Liability for wrongful trading arises if all of the following tests are satisfied:

  • the company has gone into insolvent dissolution
  • at some point before the dissolution the director knew -- or should have known -- that there was no reasonable prospect of avoiding dissolution due to the company's insolvency
  • after reaching the point above, the director then failed to take every step possible to minimise the loss to creditors.

This normally means that the director has continued to trade and incur further losses for some time after he/she realised - or should have realised - that the company would not be able to pay all its liabilities.

The law applies an objective test in considering:

  • when a director should have recognised the inevitability of the impending dissolution and
  • whether the director has taken every step to minimise the loss to creditors.

A director is expected to have the "knowledge, skill and experience" appropriate to the responsibility of holding office as a director.
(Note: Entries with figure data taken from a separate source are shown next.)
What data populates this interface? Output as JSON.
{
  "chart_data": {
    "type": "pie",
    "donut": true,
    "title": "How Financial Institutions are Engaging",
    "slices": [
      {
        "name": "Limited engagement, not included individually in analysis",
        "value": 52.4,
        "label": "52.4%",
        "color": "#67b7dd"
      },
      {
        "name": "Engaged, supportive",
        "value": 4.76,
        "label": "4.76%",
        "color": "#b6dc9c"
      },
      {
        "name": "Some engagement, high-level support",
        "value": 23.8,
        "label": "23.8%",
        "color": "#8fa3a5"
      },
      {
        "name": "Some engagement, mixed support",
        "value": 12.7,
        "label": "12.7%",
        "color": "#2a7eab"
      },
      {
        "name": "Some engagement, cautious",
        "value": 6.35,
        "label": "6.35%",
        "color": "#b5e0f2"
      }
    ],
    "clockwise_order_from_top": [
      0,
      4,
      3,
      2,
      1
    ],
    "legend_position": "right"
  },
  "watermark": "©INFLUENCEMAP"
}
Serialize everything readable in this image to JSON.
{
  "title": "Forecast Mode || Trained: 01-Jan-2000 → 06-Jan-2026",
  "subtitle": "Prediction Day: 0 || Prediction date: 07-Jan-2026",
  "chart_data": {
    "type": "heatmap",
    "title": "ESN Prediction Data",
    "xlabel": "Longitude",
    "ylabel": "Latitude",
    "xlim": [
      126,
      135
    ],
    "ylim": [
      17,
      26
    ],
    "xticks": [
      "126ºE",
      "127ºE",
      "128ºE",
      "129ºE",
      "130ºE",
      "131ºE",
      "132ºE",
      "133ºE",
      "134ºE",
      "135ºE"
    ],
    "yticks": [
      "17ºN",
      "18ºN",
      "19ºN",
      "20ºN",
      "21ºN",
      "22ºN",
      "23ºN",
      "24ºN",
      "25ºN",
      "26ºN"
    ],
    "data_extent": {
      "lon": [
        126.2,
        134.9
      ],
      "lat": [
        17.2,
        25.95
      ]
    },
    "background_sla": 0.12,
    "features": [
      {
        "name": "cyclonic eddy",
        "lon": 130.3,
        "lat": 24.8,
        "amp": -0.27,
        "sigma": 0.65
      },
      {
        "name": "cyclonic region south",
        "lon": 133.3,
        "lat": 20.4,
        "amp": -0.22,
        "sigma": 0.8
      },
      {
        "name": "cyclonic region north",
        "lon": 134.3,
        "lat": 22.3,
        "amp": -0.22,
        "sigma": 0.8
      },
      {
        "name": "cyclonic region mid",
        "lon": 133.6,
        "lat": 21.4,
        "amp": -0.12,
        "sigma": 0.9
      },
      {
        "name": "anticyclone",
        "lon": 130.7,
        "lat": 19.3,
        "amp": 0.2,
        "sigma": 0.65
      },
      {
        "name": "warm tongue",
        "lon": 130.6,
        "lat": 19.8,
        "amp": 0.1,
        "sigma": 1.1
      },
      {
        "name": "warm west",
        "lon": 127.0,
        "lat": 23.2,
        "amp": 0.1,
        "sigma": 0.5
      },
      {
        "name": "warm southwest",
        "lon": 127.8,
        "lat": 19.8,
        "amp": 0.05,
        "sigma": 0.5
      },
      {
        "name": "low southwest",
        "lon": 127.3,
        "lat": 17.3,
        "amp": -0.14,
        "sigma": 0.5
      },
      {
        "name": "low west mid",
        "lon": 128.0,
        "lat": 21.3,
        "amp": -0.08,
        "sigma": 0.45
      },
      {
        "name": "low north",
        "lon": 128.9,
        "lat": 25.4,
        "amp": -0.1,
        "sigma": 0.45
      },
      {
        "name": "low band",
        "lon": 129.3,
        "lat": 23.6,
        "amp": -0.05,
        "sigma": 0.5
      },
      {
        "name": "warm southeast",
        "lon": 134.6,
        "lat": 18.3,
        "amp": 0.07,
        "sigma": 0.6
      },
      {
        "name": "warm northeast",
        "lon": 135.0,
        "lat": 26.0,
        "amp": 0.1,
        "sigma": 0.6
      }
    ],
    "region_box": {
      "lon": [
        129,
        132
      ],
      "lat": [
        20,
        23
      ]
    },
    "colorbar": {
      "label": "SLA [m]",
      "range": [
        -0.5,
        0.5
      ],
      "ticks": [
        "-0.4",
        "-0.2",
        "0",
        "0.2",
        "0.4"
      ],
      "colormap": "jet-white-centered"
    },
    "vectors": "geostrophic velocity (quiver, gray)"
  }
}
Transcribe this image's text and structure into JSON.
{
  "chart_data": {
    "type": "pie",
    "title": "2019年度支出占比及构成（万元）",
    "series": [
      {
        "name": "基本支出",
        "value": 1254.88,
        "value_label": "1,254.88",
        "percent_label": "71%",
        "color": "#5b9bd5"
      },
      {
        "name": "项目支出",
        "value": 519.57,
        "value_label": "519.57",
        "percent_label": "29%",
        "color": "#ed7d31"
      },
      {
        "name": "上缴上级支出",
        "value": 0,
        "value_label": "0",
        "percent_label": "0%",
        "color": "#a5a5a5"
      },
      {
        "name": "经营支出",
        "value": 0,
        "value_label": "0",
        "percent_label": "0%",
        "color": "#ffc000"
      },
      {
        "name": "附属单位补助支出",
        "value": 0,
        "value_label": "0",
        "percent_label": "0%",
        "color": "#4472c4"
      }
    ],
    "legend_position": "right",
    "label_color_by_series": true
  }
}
The standard will vary according to the size and nature of the business. The court will also take account of any special skills that a director has.

No one should ever hold office as a director if they do not intend to carry out the role. Inactivity in relation to the company is no defence to wrongful trading; indeed it is prima facie evidence of neglect leading to culpability.

When a business is in difficulty, the directors may wish to consider various survival strategies other than attempting to trade out of trouble. Whatever is decided, the basis of the decision should be fully documented for future reference in case the plan does not work and a subsequently appointed liquidator takes action against the directors.

Professional advice should be sought to protect the directors' own positions and that of the creditors. There is no such thing as the ordinary course of business, when a company is insolvent.

Directors may enter into transactions in all innocence, which, with the benefit of hindsight, are capable of being challenged by a liquidator. This is perhaps the greatest challenge for the innocent director who does not take professional advice.